This issue of the reasonableness of insurance premiums was recently considered in the case of Mitchell v Gilling-Smith  EWHC B18 (Costs) where it was held that an insurance premium of £10,000.00 was both reasonable and proportionate.
The claim involved the negligent treatment of an ovarian endometrioma and damages were agreed at £200,000.00 for the Claimant. The case was funded by a CFA dated July 2014 and an ATE insurance policy was taken out at the same time with a recoverable premium of £10,000.00.
The Defendant argued in their Points of Dispute that the risks of being insured were controlled entirely by the Solicitor as they are the ones who decide if or when to instruct an expert to prepare a report. Further, the Claimant obtained only one report on liability and any further reports were at the least highly unlikely.
The Defendant also argued that there was very real doubt that the ATE premium was reasonably incurred and challenged the Claimant’s Solicitor to explain the advice given to the Claimant. In the absence of such evidence, the Defendant asked the Court to assume that the ATE insurance was purchased either as a matter of internal, routine procedure or because it was believed that most of the cost could be passed on to the Defendant. The Defendant relied upon the case of Sarwar v Alam  EWCA Civ 1401 and argued that the post-March 2013 statutory regime is intended to permit recovery for cases where expert reports relating to breach of causation are necessary to determine whether there was a case to bring and that this was not one of those cases.

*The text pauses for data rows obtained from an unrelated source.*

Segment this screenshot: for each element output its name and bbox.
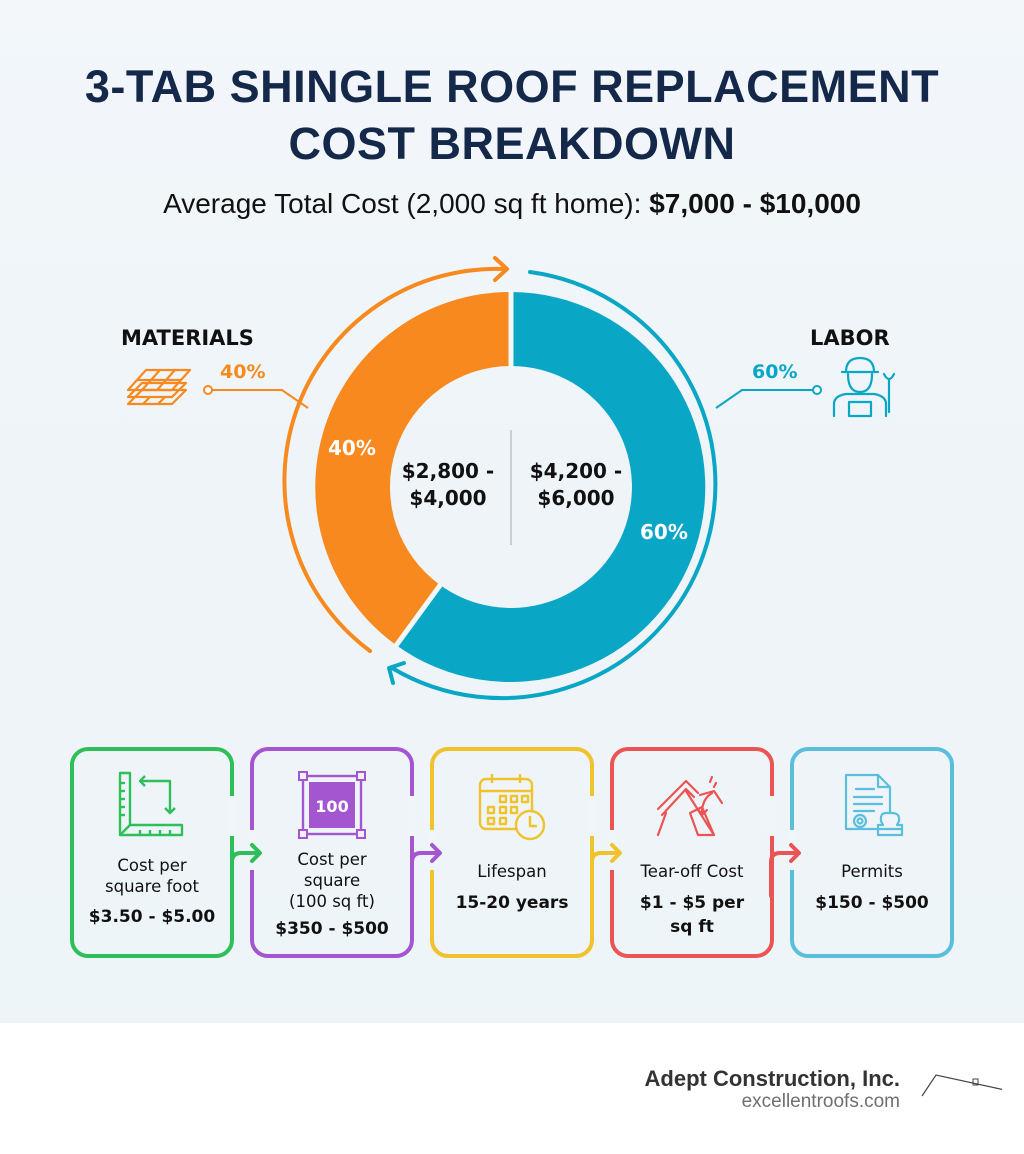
roofline-logo-icon — [921, 1074, 1002, 1097]
materials-cost-range: $2,800 - $4,000 — [401, 459, 495, 510]
card-label: Permits — [841, 862, 903, 881]
card-value: $3.50 - $5.00 — [88, 907, 216, 927]
card-lifespan: Lifespan 15-20 years — [430, 747, 594, 958]
labor-slice-percent: 60% — [640, 520, 688, 544]
card-value: $1 - $5 per sq ft — [639, 893, 745, 937]
materials-slice — [315, 291, 511, 645]
ruler-square-icon — [118, 771, 184, 837]
subtitle-total-cost: $7,000 - $10,000 — [649, 188, 861, 219]
card-value: $350 - $500 — [275, 919, 389, 939]
subtitle-label: Average Total Cost (2,000 sq ft home): — [163, 188, 650, 219]
permit-stamp-icon — [844, 773, 904, 837]
title-line-1: 3-TAB SHINGLE ROOF REPLACEMENT — [84, 61, 940, 112]
infographic: 3-TAB SHINGLE ROOF REPLACEMENT COST BREA… — [0, 0, 1024, 1023]
card-permits: Permits $150 - $500 — [790, 747, 954, 958]
materials-title: MATERIALS — [121, 326, 254, 350]
card-value: $150 - $500 — [815, 893, 929, 913]
square-100-icon: 100 — [298, 771, 366, 839]
labor-title: LABOR — [810, 326, 890, 350]
company-website[interactable]: excellentroofs.com — [741, 1091, 900, 1112]
donut-chart — [126, 256, 896, 701]
svg-text:100: 100 — [315, 797, 348, 816]
shingles-icon — [126, 368, 192, 406]
title-line-2: COST BREAKDOWN — [288, 118, 736, 169]
labor-outer-arc — [390, 270, 718, 701]
card-label: Tear-off Cost — [640, 862, 744, 881]
labor-leader-line — [715, 389, 813, 409]
labor-percent: 60% — [752, 361, 798, 383]
subtitle: Average Total Cost (2,000 sq ft home): $… — [0, 188, 1024, 220]
materials-leader-line — [212, 389, 309, 409]
card-label: Cost per square foot — [105, 856, 199, 896]
materials-outer-arc — [282, 266, 507, 653]
calendar-clock-icon — [478, 774, 546, 841]
labor-cost-range: $4,200 - $6,000 — [529, 459, 623, 510]
roof-tearoff-icon — [656, 775, 724, 837]
card-tear-off-cost: Tear-off Cost $1 - $5 per sq ft — [610, 747, 774, 958]
card-label: Lifespan — [477, 862, 547, 881]
card-label: Cost per square (100 sq ft) — [289, 850, 375, 911]
company-name: Adept Construction, Inc. — [644, 1066, 900, 1091]
card-cost-per-square-foot: Cost per square foot $3.50 - $5.00 — [70, 747, 234, 958]
worker-icon — [832, 356, 896, 418]
labor-slice — [396, 292, 706, 682]
materials-percent: 40% — [220, 361, 266, 383]
card-cost-per-square: 100 Cost per square (100 sq ft) $350 - $… — [250, 747, 414, 958]
card-value: 15-20 years — [455, 893, 569, 913]
materials-slice-percent: 40% — [328, 436, 376, 460]
page-title: 3-TAB SHINGLE ROOF REPLACEMENT COST BREA… — [0, 58, 1024, 172]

Master Leonard rejected the Defendant’s arguments and concluded the following:
CPR 44.3(5) provides that costs are proportionate if they bear a reasonable relationship to the specified factors and the wording of the rule leaves no room for the Defendant’s attempt to measure the proportionality of the Claimant’s ATE premium by reference to the amount ultimately prepared for the expert evidence covered by it. That is not the test. There were other objections to the Defendant’s approach with the most obvious being the application of hindsight. However, applying the correct test, Master Leonard concluded that even assuming that it stands to be considered in isolation, an ATE premium of £10,000.00 could not be characterised as disproportionate in the context of a clinical negligence claim that settled for £200,000.00.
Whether the premium was reasonably incurred
Master Leonard did not accept that the risks were controlled entirely by the Solicitor as the requirement for independent medical evidence is dictated by the needs of the case, not by the whim of the conducting solicitor, the same could be said for the level of risk as at the time the ATE policy was taken out, the response of the Defendant was an unknown quantity.
As for the proposition that it was incumbent upon the Claimant’s solicitors to wait until a point at which they had a clear understanding of the level of recoverable ATE cover that was going to be required, Master Leonard considered the evidence before him as to the way in which the Claimant’s block-rated policy worked. Master Leonard noted that the Defendant neither objected to nor offered any evidence in response to the Claimant which confirmed that the block-rating arrangement entered into between the Solicitor and the Claimant required that the ATE insurance policy was taken out when a CFA is signed. Master Leonard noted that the Defendant did not identify any particular point at which the Claimant’s Solicitors might have been expected to have sufficient knowledge to know, with acceptable precision, what the prospective cost of expert evidence was likely to be, nor did they suggest that if the Claimant had waited before taking out the ATE policy, she could have reduced the premium payable. Rather, the Points of Dispute stated that the policy should not have been taken out at all, without conceding it would have been reasonable to do so. Master Leonard did not regard the Defendant’s suggested approach as workable given the proposition that it was incumbent upon a Claimant to refrain from taking out ATE insurance until some undefined point at which the level of risk to be insured has become entirely clear.
As regards the overall level of cover, Master Leonard heard nothing to substantiate the suggestion that the policy limit was excessive for the overall cover offered nor did he see evidence to justify the conclusion that there was any direct relationship between the level of over offered by the Claimant’s ATE policy and the level of premium payable.
Further, the Defendant failed to provide real evidence to support the proposition that suitable, less expensive alternative policies were available to the Claimant.
Master Leonard did not accept that the arguments advanced by the Defendant raised any real doubt about the reasonableness of the amount of premium paid.
Master Leonard summarised that the Defendant had failed to discharge the evidential burden or to give the sort of good reason for disallowing all or part of the ATE premium. He was invited on little or no relevant evidence, to conclude that some element of doubt had been established and to reduce or disallow the premium on the basis that it seemed to be too high. For those reasons, the challenge to the ATE premium failed and was allowed in full.
This case should serve as a warning to Defendants that if they are to dispute the proportionality and/or the reasonableness of an ATE premium, they should be able to provide evidence to support their arguments!